In this morning’s edition of The Transom, Ben Domenech juxtaposes two articles on child-rearing: the first is Scott Tong’s Marketplace profile of the Jackson family of Charles County, Maryland, a diverse middle-income suburb of Washington, D.C., and Adam Davidson’s new column on the market for baby products. Davidson draws on the work of the Princeton economic sociologist Viviana Zelizer:
In previous generations — and for most people currently living in poorer countries — having children was an economic investment. Viviana Zelizer, a Princeton sociologist, in her 1985 classic, “Pricing the Priceless Child,” tracked how childhood in America was transformed between the 1880s and the 1930s. During this period, Zelizer says, parents stopped seeing their children as economic actors who were expected to contribute to household finances. Families used to routinely take out life insurance plans on their children to make up for lost wages in the not unlikely event of a child’s death.
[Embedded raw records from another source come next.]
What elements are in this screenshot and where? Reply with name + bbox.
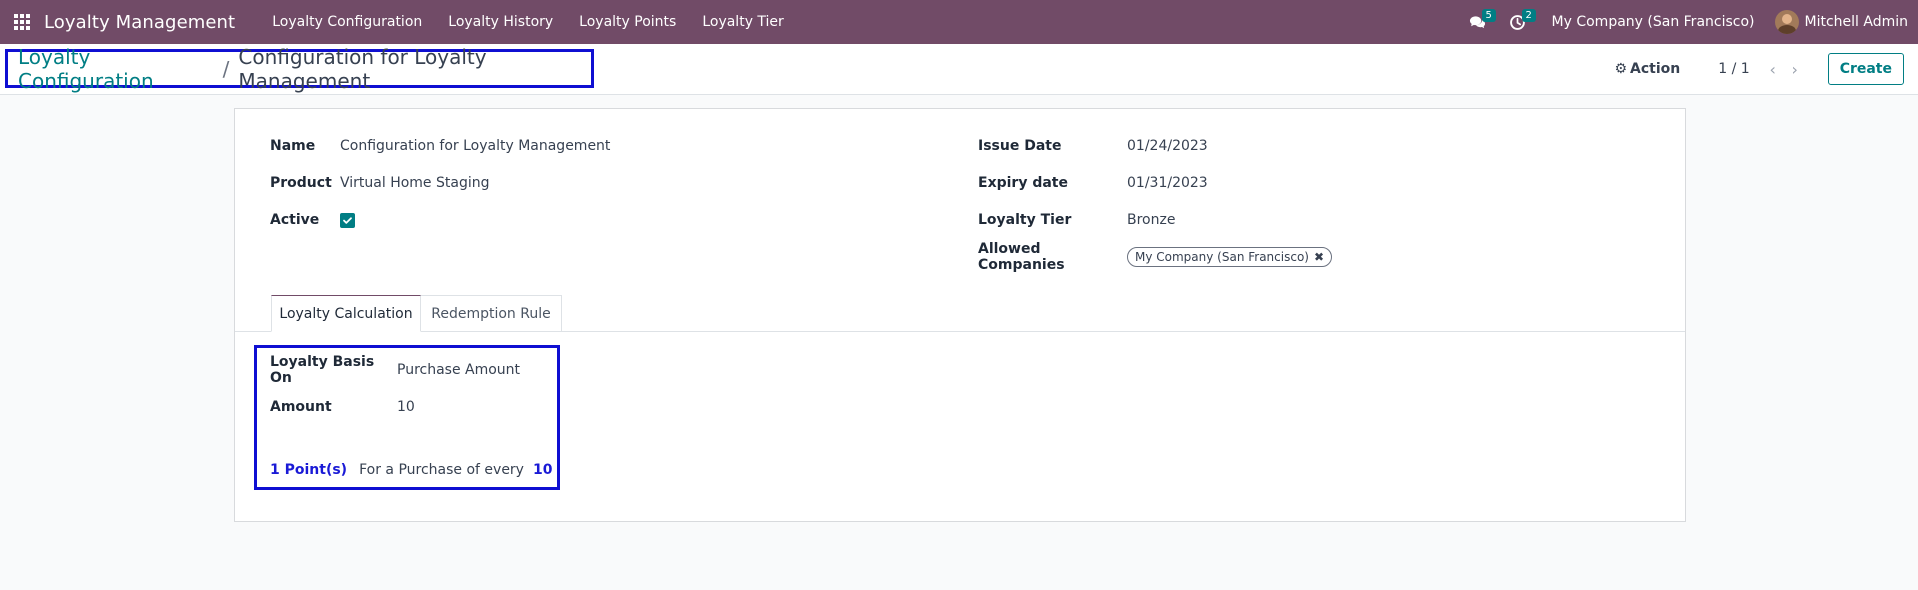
breadcrumb-parent-link[interactable]: Loyalty Configuration xyxy=(18,45,214,93)
top-navbar: Loyalty Management Loyalty Configuration… xyxy=(0,0,1918,44)
chevron-right-icon: › xyxy=(1791,59,1798,79)
field-expiry-date: Expiry date 01/31/2023 xyxy=(978,173,1208,193)
company-tag[interactable]: My Company (San Francisco) ✖ xyxy=(1127,247,1333,267)
active-label: Active xyxy=(270,212,320,228)
issue-date-value[interactable]: 01/24/2023 xyxy=(1127,138,1208,154)
tab-redemption-rule[interactable]: Redemption Rule xyxy=(421,295,562,332)
loyalty-tier-label: Loyalty Tier xyxy=(978,212,1072,228)
chevron-left-icon: ‹ xyxy=(1769,59,1776,79)
navbar-systray: 5 2 My Company (San Francisco) Mitchell … xyxy=(1458,0,1918,44)
menu-item-loyalty-history[interactable]: Loyalty History xyxy=(435,0,566,44)
field-amount: Amount 10 xyxy=(270,397,415,417)
field-issue-date: Issue Date 01/24/2023 xyxy=(978,136,1208,156)
avatar xyxy=(1774,10,1799,34)
breadcrumb-separator: / xyxy=(222,56,230,81)
tab-loyalty-calculation[interactable]: Loyalty Calculation xyxy=(271,295,421,332)
allowed-companies-label: Allowed Companies xyxy=(978,241,1065,273)
app-title[interactable]: Loyalty Management xyxy=(44,12,235,33)
field-loyalty-basis: Loyalty Basis On Purchase Amount xyxy=(270,354,520,386)
active-checkbox[interactable] xyxy=(340,212,355,228)
issue-date-label: Issue Date xyxy=(978,138,1062,154)
menu-item-loyalty-tier[interactable]: Loyalty Tier xyxy=(689,0,796,44)
menu-item-loyalty-points[interactable]: Loyalty Points xyxy=(566,0,689,44)
user-name: Mitchell Admin xyxy=(1804,14,1909,30)
name-value[interactable]: Configuration for Loyalty Management xyxy=(340,138,610,154)
breadcrumb: Loyalty Configuration / Configuration fo… xyxy=(5,45,594,93)
breadcrumb-current: Configuration for Loyalty Management xyxy=(238,44,487,93)
create-button[interactable]: Create xyxy=(1827,53,1904,85)
expiry-date-value[interactable]: 01/31/2023 xyxy=(1127,175,1208,191)
pager-value[interactable]: 1 / 1 xyxy=(1718,61,1749,77)
pager-next-button[interactable]: › xyxy=(1784,60,1806,79)
field-product: Product Virtual Home Staging xyxy=(270,173,489,193)
points-text: 1 Point(s) xyxy=(270,462,348,478)
field-loyalty-tier: Loyalty Tier Bronze xyxy=(978,210,1175,230)
form-sheet: Name Configuration for Loyalty Managemen… xyxy=(234,108,1686,522)
action-menu-button[interactable]: ⚙ Action xyxy=(1614,61,1680,77)
menu-item-loyalty-configuration[interactable]: Loyalty Configuration xyxy=(259,0,435,44)
gear-icon: ⚙ xyxy=(1614,61,1628,77)
company-tag-label: My Company (San Francisco) xyxy=(1135,250,1309,264)
amount-label: Amount xyxy=(270,399,332,415)
close-icon[interactable]: ✖ xyxy=(1314,250,1324,264)
control-panel-actions: ⚙ Action 1 / 1 ‹ › Create xyxy=(1614,53,1904,85)
name-label: Name xyxy=(270,138,316,154)
purchase-value: 10 xyxy=(532,462,553,478)
company-switcher[interactable]: My Company (San Francisco) xyxy=(1538,14,1775,30)
control-panel: Loyalty Configuration / Configuration fo… xyxy=(0,44,1918,95)
points-rule-summary: 1 Point(s) For a Purchase of every 10 xyxy=(270,460,552,480)
amount-value[interactable]: 10 xyxy=(397,399,415,415)
field-active: Active xyxy=(270,210,355,230)
product-label: Product xyxy=(270,175,332,191)
loyalty-basis-value[interactable]: Purchase Amount xyxy=(397,362,520,378)
action-label: Action xyxy=(1630,61,1681,77)
user-menu[interactable]: Mitchell Admin xyxy=(1774,10,1918,34)
checkmark-icon xyxy=(343,216,352,224)
activities-button[interactable]: 2 xyxy=(1498,0,1538,44)
apps-grid-icon[interactable] xyxy=(0,0,44,44)
activities-count-badge: 2 xyxy=(1521,9,1536,22)
loyalty-basis-label: Loyalty Basis On xyxy=(270,354,375,386)
purchase-text: For a Purchase of every xyxy=(359,462,524,478)
field-allowed-companies: Allowed Companies My Company (San Franci… xyxy=(978,241,1333,273)
expiry-date-label: Expiry date xyxy=(978,175,1068,191)
loyalty-tier-value[interactable]: Bronze xyxy=(1127,212,1175,228)
messages-count-badge: 5 xyxy=(1481,9,1496,22)
messages-button[interactable]: 5 xyxy=(1458,0,1498,44)
pager-previous-button[interactable]: ‹ xyxy=(1762,60,1784,79)
field-name: Name Configuration for Loyalty Managemen… xyxy=(270,136,610,156)
main-menu: Loyalty Configuration Loyalty History Lo… xyxy=(259,0,797,44)
product-value[interactable]: Virtual Home Staging xyxy=(340,175,489,191)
But eventually, increased societal wealth, child-labor laws and the significant drop in child mortality led parents to reclassify their children, Zelizer explained, as “a separate sphere, untainted by economic concerns.” This came along with “an increasingly sentimentalized view of children,” in which their comfort and protection can be given no price. Now, for the first time in human history, having a child in the United States is a net financial cost for a parent.
Meanwhile, Tong describes the extraordinary lengths Louis and Nikki Jackson go to provide their children with enriching extracurricular experiences – traveling constantly, sacrificing sleep and sanity, spending prodigious amounts on equipment and lessons, etc. – which they see as the surest route to eventual academic and economic success:
The point of all this, Nikki and Louis explain, is to build their junior resumes with academics and activities, the currency of future school and job applications. Once, only the wealthy ran this kind of race. Now, kids from middle-class communities like Charles County (income per capita: $36,000) have entered, too.
This suggests that while Louis and Nikki Jackson recognize that their brand of energetic child-rearing is a net financial cost in the near-term, it will yield significant benefits for the Jackson family over time. That is, their implicit time horizon takes into account future income gains that will accrue to their children.
I mention this because our sense of the public policy implications of this rise in household expenditures associated with extracurricular enrichment, etc., depends to a large degree on our mental model of child-rearing. Some believe that child-rearing is best understood as a form of consumption or even self-indulgence, a view that was humorously distilled in the new Noah Baumbach film Frances Ha. Another view is that child-rearing represents an investment in the future — in the future of a particular family, like the Jacksons, and more broadly in the future of the wider society. Having socialized various forms of old-age provision, virtually all of the affluent market democracies, including the United States, depend on a productive workforce to sustain commitments to retirees. So the investments the Jacksons are making in the earning potential of their children benefit their children and (presumably) future grandchildren, but also everyone who at some point intends to take advantage of various old-age social insurance programs. This view is discomfiting for those who resent the idea that the modern mixed economy binds the economic fate of citizens together in this way. But it strikes me as a pretty good description of reality.
And so this leads us to a few other questions. If child-rearing represents a form of investment in our collective well-being, is it appropriate to subsidize it more generously — or rather to equalize the treatment of parental investment in the human capital of children with investment in financial assets? Like Robert Stein and Ramesh Ponnuru, among others, I favor a substantial increase in the child credit as a strategy to ease the burden on middle-income households with children. Yet if we start thinking about child-rearing in this way, it might also raise questions about how families choose to deploy their resources. For example, one might believe that the Jacksons ought to spend less on sports and more on Kumon-style tutoring sessions. When we start from the premise that the Jacksons can do as they see fit with their disposable income, such questions don’t arise. When we see the choices the Jacksons make as relevant to our collective well-being, the issue potentially becomes more fraught. Because I believe that families should be given very wide latitude when it comes to child-rearing decisions, I can see why some conservatives and libertarians find the discourse of parental investment and collective well-being very problematic. But I think it’s pretty easy to both say that middle-income parents deserve a break on payroll taxes that reflects the fact that child-rearing isn’t quite the same as, say, buying a sports car and that this should not justify new levels of intrusiveness.